Defendants argue that any state law based claims should be dismissed because plaintiff failed to appear at a General Municipal Law 50-h examination or request an adjournment within the statutory ninety day period (GML § 50-h[5]). The parties agree that the County Defendants demanded an examination which was scheduled for September 9, 2003. Plaintiff requested an adjournment which was granted and confirmed by way of letter dated September 4, 2003. It appears counsel had a telephone discussion regarding scheduling which was confirmed by way of a letter from the County Attorney's office on October 1, 2003. Plaintiff filed her Summons and Complaint on April 2, 2004 without having rescheduled the examination.

Defendant argues that plaintiff had the burden of rescheduling said hearing citing Bailey v NYC Health & Hosp. Corp., 191 AD2d 606 [1993], lv denied 83 NY2d 759 [1994]). Bailey is clearly distinguishable from the case at bar. In Bailey, defendant had already agreed to two adjournment, when plaintiff's third request for an adjournment of the GML§ 50-h hearing was denied. Here, by comparison, we have one adjournment at plaintiff's request, but subsequent conversations and correspondence between counsel regarding rescheduling none of which make clear why the matter was not given a date specific during those subsequent conversations. In any event, the court finds the parties here share equal responsibility for failing to finalize the scheduling of the GML §50-h hearing. In view of the foregoing, the court finds that plaintiff's failure to comply with GML § 50-h prior to filing her action is not fatal to any of her state law based claims.

Substantive claims

Plaintiff's remaining allegations contain a myriad of constitutional law based violations,

§1983 claims, malicious prosecution, false imprisonment, use of excessive force, assault and battery, and negligence based claims. The court has reviewed the pleadings, the partial transcripts of plaintiff's deposition testimony, partial transcripts of Wayne Cook's and Deputy [*5]Bennett's testimony during plaintiff's criminal trial, Deputy Bennett's supporting affidavit, the arrest report and supplemental report, witness statements, and photographs of plaintiff's injuries.

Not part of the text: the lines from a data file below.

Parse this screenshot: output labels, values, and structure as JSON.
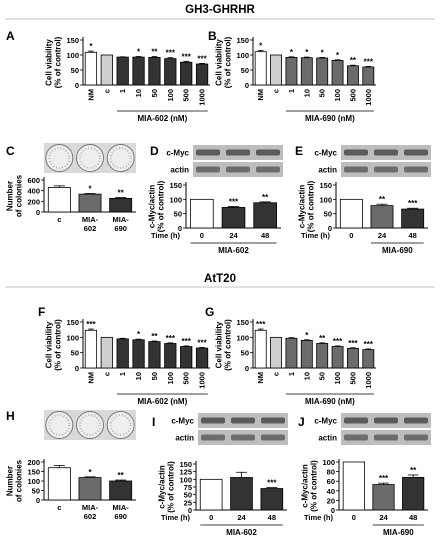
{
  "sections": {
    "top": "GH3-GHRHR",
    "bottom": "AtT20"
  },
  "colors": {
    "white_bar": "#ffffff",
    "light_bar": "#cfcfcf",
    "dark_bar": "#333333",
    "mid_bar": "#6b6b6b",
    "blot_band": "#4a4a4a",
    "blot_bg": "#bdbdbd"
  },
  "chart_data": [
    {
      "panel": "A",
      "type": "bar",
      "ylabel": "Cell viability\n(% of control)",
      "ylim": [
        0,
        150
      ],
      "yticks": [
        0,
        50,
        100,
        150
      ],
      "categories": [
        "NM",
        "c",
        "1",
        "10",
        "50",
        "100",
        "500",
        "1000"
      ],
      "values": [
        109,
        100,
        93,
        93,
        92,
        88,
        76,
        70
      ],
      "errors": [
        4,
        0,
        1,
        2,
        3,
        3,
        3,
        2
      ],
      "sig": [
        "*",
        "",
        "",
        "*",
        "**",
        "***",
        "***",
        "***"
      ],
      "xlabel": "MIA-602 (nM)",
      "xlabel_range": [
        2,
        7
      ]
    },
    {
      "panel": "B",
      "type": "bar",
      "ylabel": "Cell viability\n(% of control)",
      "ylim": [
        0,
        150
      ],
      "yticks": [
        0,
        50,
        100,
        150
      ],
      "categories": [
        "NM",
        "c",
        "1",
        "10",
        "50",
        "100",
        "500",
        "1000"
      ],
      "values": [
        111,
        100,
        92,
        91,
        90,
        82,
        64,
        60
      ],
      "errors": [
        4,
        0,
        2,
        2,
        2,
        2,
        2,
        2
      ],
      "sig": [
        "*",
        "",
        "*",
        "*",
        "*",
        "*",
        "**",
        "***"
      ],
      "xlabel": "MIA-690 (nM)",
      "xlabel_range": [
        2,
        7
      ]
    },
    {
      "panel": "C",
      "type": "bar",
      "ylabel": "Number\nof colonies",
      "ylim": [
        0,
        600
      ],
      "yticks": [
        0,
        200,
        400,
        600
      ],
      "categories": [
        "c",
        "MIA-\n602",
        "MIA-\n690"
      ],
      "values": [
        460,
        335,
        255
      ],
      "errors": [
        30,
        12,
        15
      ],
      "sig": [
        "",
        "*",
        "**"
      ],
      "xlabel": "",
      "xlabel_range": null
    },
    {
      "panel": "D",
      "type": "bar",
      "ylabel": "c-Myc/actin\n(% of control)",
      "ylim": [
        0,
        150
      ],
      "yticks": [
        0,
        50,
        100,
        150
      ],
      "categories": [
        "0",
        "24",
        "48"
      ],
      "values": [
        100,
        72,
        88
      ],
      "errors": [
        0,
        3,
        3
      ],
      "sig": [
        "",
        "***",
        "**"
      ],
      "xprefix": "Time (h)",
      "xlabel": "MIA-602",
      "xlabel_range": [
        0,
        2
      ]
    },
    {
      "panel": "E",
      "type": "bar",
      "ylabel": "c-Myc/actin\n(% of control)",
      "ylim": [
        0,
        150
      ],
      "yticks": [
        0,
        50,
        100,
        150
      ],
      "categories": [
        "0",
        "24",
        "48"
      ],
      "values": [
        100,
        78,
        66
      ],
      "errors": [
        0,
        5,
        3
      ],
      "sig": [
        "",
        "**",
        "***"
      ],
      "xprefix": "Time (h)",
      "xlabel": "MIA-690",
      "xlabel_range": [
        1,
        2
      ]
    },
    {
      "panel": "F",
      "type": "bar",
      "ylabel": "Cell viability\n(% of control)",
      "ylim": [
        0,
        150
      ],
      "yticks": [
        0,
        50,
        100,
        150
      ],
      "categories": [
        "NM",
        "c",
        "1",
        "10",
        "50",
        "100",
        "500",
        "1000"
      ],
      "values": [
        123,
        100,
        95,
        92,
        86,
        80,
        70,
        65
      ],
      "errors": [
        4,
        0,
        2,
        2,
        2,
        2,
        2,
        2
      ],
      "sig": [
        "***",
        "",
        "",
        "*",
        "**",
        "***",
        "***",
        "***"
      ],
      "xlabel": "MIA-602 (nM)",
      "xlabel_range": [
        2,
        7
      ]
    },
    {
      "panel": "G",
      "type": "bar",
      "ylabel": "Cell viability\n(% of control)",
      "ylim": [
        0,
        150
      ],
      "yticks": [
        0,
        50,
        100,
        150
      ],
      "categories": [
        "NM",
        "c",
        "1",
        "10",
        "50",
        "100",
        "500",
        "1000"
      ],
      "values": [
        123,
        100,
        97,
        90,
        80,
        70,
        64,
        60
      ],
      "errors": [
        4,
        0,
        2,
        2,
        2,
        2,
        2,
        2
      ],
      "sig": [
        "***",
        "",
        "",
        "*",
        "**",
        "***",
        "***",
        "***"
      ],
      "xlabel": "MIA-690 (nM)",
      "xlabel_range": [
        2,
        7
      ]
    },
    {
      "panel": "H",
      "type": "bar",
      "ylabel": "Number\nof colonies",
      "ylim": [
        0,
        200
      ],
      "yticks": [
        0,
        50,
        100,
        150,
        200
      ],
      "categories": [
        "c",
        "MIA-\n602",
        "MIA-\n690"
      ],
      "values": [
        170,
        118,
        100
      ],
      "errors": [
        12,
        4,
        5
      ],
      "sig": [
        "",
        "*",
        "**"
      ],
      "xlabel": "",
      "xlabel_range": null
    },
    {
      "panel": "I",
      "type": "bar",
      "ylabel": "c-Myc/actin\n(% of control)",
      "ylim": [
        0,
        150
      ],
      "yticks": [
        0,
        25,
        50,
        75,
        100,
        125,
        150
      ],
      "categories": [
        "0",
        "24",
        "48"
      ],
      "values": [
        100,
        106,
        70
      ],
      "errors": [
        0,
        17,
        3
      ],
      "sig": [
        "",
        "",
        "***"
      ],
      "xprefix": "Time (h)",
      "xlabel": "MIA-602",
      "xlabel_range": [
        0,
        2
      ]
    },
    {
      "panel": "J",
      "type": "bar",
      "ylabel": "c-Myc/actin\n(% of control)",
      "ylim": [
        0,
        100
      ],
      "yticks": [
        0,
        20,
        40,
        60,
        80,
        100
      ],
      "categories": [
        "0",
        "24",
        "48"
      ],
      "values": [
        100,
        53,
        68
      ],
      "errors": [
        0,
        3,
        5
      ],
      "sig": [
        "",
        "***",
        "**"
      ],
      "xprefix": "Time (h)",
      "xlabel": "MIA-690",
      "xlabel_range": [
        1,
        2
      ]
    }
  ],
  "blots": {
    "band_labels": [
      "c-Myc",
      "actin"
    ]
  }
}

It is well-settled that excessive force cases typically raise questions of fact regarding whether a particular use of force was reasonable which should be resolved by a jury (Mazzariello v Town of Cheektowaga, 305 AD2d 1118 [2003]; Harvey v Brandt, 254 AD2d 718 [1998]). In this court's view, plaintiff's version of events raises triable issues of fact on not only whether the force used by Deputy Bennett was objectively unreasonable, but also whether Deputy Bennett is entitled to the defense of qualified immunity (Stipo v Town of North Castle, 205 AD2d 608 [1994]). In sum, the court finds that the factual disputes, inconsistencies and credibility determinations inherent therein prevent resolution by way of this pre-trial motion of any of the substantive arguments presented at this time. That having been said, however, the court will reserve the right of the County Defendants at trial to make any motions they deem appropriate at the close of plaintiff's proof.

Conclusion

For the reasons stated, defendants' motion for summary judgment dismissing the complaint is GRANTED IN PART and DENIED IN PART in accordance with the foregoing.

The trial of this matter on these remaining issues shall commence on October 3, 2007.

The foregoing constitutes an order of the court.

It is so ordered.

Dated: August 7, 2007

Binghamton, New York

s/ Ferris D. Lebous

Hon. Ferris D. Lebous

Justice, Supreme Court

Footnotes

Footnote 1:Also known as Tonja Goins.